Comment: The territorial army can sort out jobless young people

By Godfrey Bloom

When a very old friend of mine refused a major army promotion I started to think about the Territorial Army, our volunteer reserve, and how it is being devalued by this Conservative-led coalition government.

I will not embarrass the officer concerned, nor will I break the Chatham House rule by suggesting where he made his observations on the role and recruitment of the volunteer reserve. But his point on refusing a one star (brigadier) appointment to carry out the role of reserve 'tsar' was its perceived inevitable failure. To refuse such promotion is expensive, in terms of salary and pension. It was a three year posting. One star rank in the modern tiny army is now probably the ultimate dream of any young Sandhurst cadet (my personal ambition was to avoid actually being cashiered).

Most of my undistinguished career was spent with the logistics wing of 4th Armoured Division BAOR, although many of my fun days were with a London Yeomanry Squadron. In one role or another I clocked up 30 years, my last as head of recruitment and training for a Yorkshire Territorial Regiment.

There is a long and noble tradition of volunteer reserve commitment in England. Arguably in one form or another for nearly 900 years. Under the current system English archers of yesteryear would qualify today as specialist forces, the main body or reserve in later years was militia, varied in its complex history and raised for home defence. Aficionados of Jane Austen, Surtees or Dickens will be familiar with the genre.

One of my own forebears served as a junior officer in the Western Suffolk Militia in the middle seventeen hundreds. Records show my esteemed colleague William the earl of Dartmouth's forebears were in an adjacent camp in 1774. Needless to say, being a toff, his family were colonels who commanded or raised the regiment. The point being the tradition is long standing, as is the relationship with the county of recruitment and all social ranks played their part.

Post Crimea the army underwent complete restructuring, it took the form of the Cardwell reforms. Later in the early twentieth century, further reforms, especially to reserve forces, were enacted by the then-liberal administration's giant intellect JBS Haldane.

He established the Territorial Army, the strategic purpose of which was to enable the release of regular divisions for service abroad. The Terriers were primarily for home defence. (Not to be confused with the Home Guard, something quite different and very temporary raised in the early years of WWII).

In both world wars (yes I know there was only one in two parts) the Terriers served with extraordinary distinction and gained some of the most famous battle honours ever awarded.

So we know the concept is valid.

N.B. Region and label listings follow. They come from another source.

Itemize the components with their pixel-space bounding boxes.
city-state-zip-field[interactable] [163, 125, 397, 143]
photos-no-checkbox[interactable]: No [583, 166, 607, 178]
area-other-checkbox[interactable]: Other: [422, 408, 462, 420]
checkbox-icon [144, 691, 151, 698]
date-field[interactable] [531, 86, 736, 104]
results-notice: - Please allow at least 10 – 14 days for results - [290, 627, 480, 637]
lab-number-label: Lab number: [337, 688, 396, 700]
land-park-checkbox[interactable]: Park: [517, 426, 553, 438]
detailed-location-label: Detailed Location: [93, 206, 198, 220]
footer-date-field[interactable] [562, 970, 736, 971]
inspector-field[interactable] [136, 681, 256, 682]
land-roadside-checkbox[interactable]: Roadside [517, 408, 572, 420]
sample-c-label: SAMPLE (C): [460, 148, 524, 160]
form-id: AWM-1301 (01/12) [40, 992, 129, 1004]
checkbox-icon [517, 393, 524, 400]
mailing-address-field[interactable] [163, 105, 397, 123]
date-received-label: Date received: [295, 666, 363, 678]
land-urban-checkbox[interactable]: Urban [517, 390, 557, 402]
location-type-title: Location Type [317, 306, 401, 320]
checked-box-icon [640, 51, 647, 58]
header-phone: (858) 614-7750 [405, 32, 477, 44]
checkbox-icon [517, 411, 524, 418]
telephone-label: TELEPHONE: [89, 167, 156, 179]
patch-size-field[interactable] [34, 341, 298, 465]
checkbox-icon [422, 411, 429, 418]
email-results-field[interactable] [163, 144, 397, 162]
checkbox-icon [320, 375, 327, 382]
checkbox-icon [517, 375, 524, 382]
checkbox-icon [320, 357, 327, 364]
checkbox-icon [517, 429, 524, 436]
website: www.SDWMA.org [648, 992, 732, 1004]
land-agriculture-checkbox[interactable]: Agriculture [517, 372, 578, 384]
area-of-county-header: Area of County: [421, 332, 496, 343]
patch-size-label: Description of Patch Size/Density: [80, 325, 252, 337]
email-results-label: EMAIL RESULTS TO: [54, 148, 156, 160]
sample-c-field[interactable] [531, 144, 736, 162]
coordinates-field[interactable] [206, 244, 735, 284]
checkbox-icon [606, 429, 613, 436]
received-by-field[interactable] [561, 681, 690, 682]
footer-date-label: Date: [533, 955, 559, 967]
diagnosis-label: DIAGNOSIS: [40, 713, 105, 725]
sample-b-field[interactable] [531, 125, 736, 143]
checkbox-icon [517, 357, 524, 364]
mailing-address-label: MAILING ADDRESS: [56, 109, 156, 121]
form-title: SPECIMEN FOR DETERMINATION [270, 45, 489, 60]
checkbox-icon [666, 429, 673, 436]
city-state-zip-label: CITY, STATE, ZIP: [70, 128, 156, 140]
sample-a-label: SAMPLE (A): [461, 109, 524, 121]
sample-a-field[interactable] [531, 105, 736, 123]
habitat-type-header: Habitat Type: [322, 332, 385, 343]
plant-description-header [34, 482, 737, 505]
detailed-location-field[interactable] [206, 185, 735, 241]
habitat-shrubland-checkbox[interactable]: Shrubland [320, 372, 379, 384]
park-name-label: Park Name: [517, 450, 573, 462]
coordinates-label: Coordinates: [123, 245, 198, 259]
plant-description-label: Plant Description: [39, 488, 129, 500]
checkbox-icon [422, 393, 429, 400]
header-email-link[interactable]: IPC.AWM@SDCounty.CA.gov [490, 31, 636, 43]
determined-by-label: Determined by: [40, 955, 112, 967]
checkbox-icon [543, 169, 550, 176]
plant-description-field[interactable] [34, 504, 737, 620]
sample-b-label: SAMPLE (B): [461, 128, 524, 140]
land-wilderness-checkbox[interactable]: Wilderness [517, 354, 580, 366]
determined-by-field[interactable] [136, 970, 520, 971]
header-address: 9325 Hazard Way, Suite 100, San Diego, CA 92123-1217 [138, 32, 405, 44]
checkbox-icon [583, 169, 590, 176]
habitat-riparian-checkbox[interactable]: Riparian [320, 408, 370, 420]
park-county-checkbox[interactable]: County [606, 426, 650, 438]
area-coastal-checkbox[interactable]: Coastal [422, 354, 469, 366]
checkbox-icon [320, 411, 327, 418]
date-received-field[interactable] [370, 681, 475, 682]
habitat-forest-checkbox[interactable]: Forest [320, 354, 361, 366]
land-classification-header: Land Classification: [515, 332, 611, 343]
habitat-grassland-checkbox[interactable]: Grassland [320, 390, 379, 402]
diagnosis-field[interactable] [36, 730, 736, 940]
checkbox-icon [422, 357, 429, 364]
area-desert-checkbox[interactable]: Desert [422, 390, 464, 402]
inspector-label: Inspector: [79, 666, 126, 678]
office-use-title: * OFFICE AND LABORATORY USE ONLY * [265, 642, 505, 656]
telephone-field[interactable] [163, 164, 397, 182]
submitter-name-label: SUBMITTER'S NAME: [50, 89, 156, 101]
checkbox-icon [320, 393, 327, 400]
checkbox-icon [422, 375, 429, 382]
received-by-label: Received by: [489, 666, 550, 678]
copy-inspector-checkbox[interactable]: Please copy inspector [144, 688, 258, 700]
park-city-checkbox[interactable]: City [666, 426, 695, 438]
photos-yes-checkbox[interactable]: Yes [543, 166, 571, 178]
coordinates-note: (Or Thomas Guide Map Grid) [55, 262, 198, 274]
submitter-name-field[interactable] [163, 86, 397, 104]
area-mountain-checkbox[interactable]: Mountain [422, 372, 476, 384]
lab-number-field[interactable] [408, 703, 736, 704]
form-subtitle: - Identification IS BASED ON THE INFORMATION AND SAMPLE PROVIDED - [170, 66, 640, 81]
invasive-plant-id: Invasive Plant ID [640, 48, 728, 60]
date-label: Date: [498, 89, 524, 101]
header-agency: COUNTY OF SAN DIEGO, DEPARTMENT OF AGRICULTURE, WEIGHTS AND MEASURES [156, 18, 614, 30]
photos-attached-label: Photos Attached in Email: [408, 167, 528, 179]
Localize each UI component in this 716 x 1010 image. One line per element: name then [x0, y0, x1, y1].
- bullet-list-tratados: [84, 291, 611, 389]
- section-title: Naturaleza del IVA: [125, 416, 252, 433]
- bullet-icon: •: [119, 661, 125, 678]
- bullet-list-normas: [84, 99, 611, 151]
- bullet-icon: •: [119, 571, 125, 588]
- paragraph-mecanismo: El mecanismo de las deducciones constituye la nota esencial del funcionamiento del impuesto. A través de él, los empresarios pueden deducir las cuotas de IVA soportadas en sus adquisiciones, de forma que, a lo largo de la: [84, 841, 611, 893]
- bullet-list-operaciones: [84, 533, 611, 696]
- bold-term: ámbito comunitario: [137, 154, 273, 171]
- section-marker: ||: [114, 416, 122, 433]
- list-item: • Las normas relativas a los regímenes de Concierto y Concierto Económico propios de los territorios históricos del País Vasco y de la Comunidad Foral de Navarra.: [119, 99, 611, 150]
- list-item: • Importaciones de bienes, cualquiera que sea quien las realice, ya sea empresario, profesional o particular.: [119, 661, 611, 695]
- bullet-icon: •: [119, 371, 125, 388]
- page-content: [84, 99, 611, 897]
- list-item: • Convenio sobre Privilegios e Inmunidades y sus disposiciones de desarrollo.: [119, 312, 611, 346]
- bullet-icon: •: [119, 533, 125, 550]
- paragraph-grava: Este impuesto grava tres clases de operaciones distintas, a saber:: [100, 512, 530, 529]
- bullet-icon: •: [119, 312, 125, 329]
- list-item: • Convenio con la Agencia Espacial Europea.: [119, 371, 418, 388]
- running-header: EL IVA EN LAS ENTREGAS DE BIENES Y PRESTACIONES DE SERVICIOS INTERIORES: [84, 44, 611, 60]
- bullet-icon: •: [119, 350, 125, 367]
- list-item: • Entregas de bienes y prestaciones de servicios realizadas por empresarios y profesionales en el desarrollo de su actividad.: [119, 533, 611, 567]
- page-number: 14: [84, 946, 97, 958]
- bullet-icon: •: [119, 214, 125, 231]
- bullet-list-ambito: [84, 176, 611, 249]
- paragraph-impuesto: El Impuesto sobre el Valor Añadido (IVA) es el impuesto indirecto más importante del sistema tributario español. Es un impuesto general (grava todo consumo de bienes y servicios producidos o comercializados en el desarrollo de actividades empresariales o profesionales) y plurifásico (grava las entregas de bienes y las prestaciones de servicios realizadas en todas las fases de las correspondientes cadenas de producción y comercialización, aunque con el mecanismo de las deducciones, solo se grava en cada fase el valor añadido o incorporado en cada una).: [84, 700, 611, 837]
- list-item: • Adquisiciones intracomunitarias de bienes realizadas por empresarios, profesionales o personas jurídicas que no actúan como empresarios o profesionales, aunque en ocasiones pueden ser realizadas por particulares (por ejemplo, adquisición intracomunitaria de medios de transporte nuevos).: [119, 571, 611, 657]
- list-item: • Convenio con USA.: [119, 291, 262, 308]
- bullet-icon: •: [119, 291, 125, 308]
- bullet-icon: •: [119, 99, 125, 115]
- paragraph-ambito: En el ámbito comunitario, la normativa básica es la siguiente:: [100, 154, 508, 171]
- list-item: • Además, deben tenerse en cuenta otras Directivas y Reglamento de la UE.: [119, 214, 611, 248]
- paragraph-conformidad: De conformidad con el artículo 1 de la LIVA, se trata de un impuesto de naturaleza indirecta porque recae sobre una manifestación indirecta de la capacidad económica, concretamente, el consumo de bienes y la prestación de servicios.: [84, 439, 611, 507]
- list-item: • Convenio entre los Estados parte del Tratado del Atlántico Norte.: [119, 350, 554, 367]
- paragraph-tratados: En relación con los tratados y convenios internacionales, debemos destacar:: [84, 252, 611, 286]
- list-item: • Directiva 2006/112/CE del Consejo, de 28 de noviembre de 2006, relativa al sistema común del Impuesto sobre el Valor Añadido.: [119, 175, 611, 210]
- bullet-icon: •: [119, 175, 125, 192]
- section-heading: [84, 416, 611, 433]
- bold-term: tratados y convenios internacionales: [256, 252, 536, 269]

No criticism from me as to the strategy. However, the implementation, as my erstwhile chum knew, was doomed to failure – so obvious to him he sacrificed his promotion to protect his professional reputation.

The Haldane reforms from militia to territorial were a natural progression, a 'shadow' regular army with the same training, equipment and pay grades but with a 'volunteer and county' ethos. It worked for the British, as any military campaign history of north Africa, northern Europe, Italy or Burma will testify. The territorial regiments marched to war with colours flying and bands playing. The Gulf wars saw a political betrayal of the concept, especially in logistics where the British command were crying out for first and second line transport.

Many of us had been training for decades for just such a call. Weekends given up, wives and families abandoned at holiday time for annual training, often freezing and miserable in northern Germany. Then when we were needed they did not mobilise us but took us piecemeal. A driver here, radio operator there, signals expert posted willy nilly. This is not what we joined for. Morale slumped. Many left – often the best and most committed. I had a pretty full and frank discussion with General Learmont at the time and he understood completely. It was a political decision. The Territorial Army was never supposed to be a regular army on the cheap. No pensions, no family housing, no medical responsibilities. It was and is there for general mobilisation.

We no longer have a society which understands 'pro bono publico'. That was killed by the welfare state. We now live in the 'me first' society which started with the trade union domination of politics in the 1960's, subsequently overtaken by the corporate and social welfare society.

How can it be possible for there to be 30% youth unemployment in many parts of the country when the TA offers full training and daily rates of pay commensurate with the regular army? Trades, sport and genuine comradeship available on the doorstep. There should be a queue outside every TA barracks.

If the TA were reinstated as Haldane intended and governments curtailed their love of military adventurism, small employers would not need to fear employees joining. In my young days a TA commission was a stepping stone to accelerate promotion, what better leadership training could a young man or woman have?

The army fights into the headwind of a failing society and faltering economy. My chum was right to get out. The one thing every solider knows deep in his soul, past or present, general or private, politicians will always let you down.

Godfrey Bloom is an independent member of the European Parliament for Yorkshire and the Humber.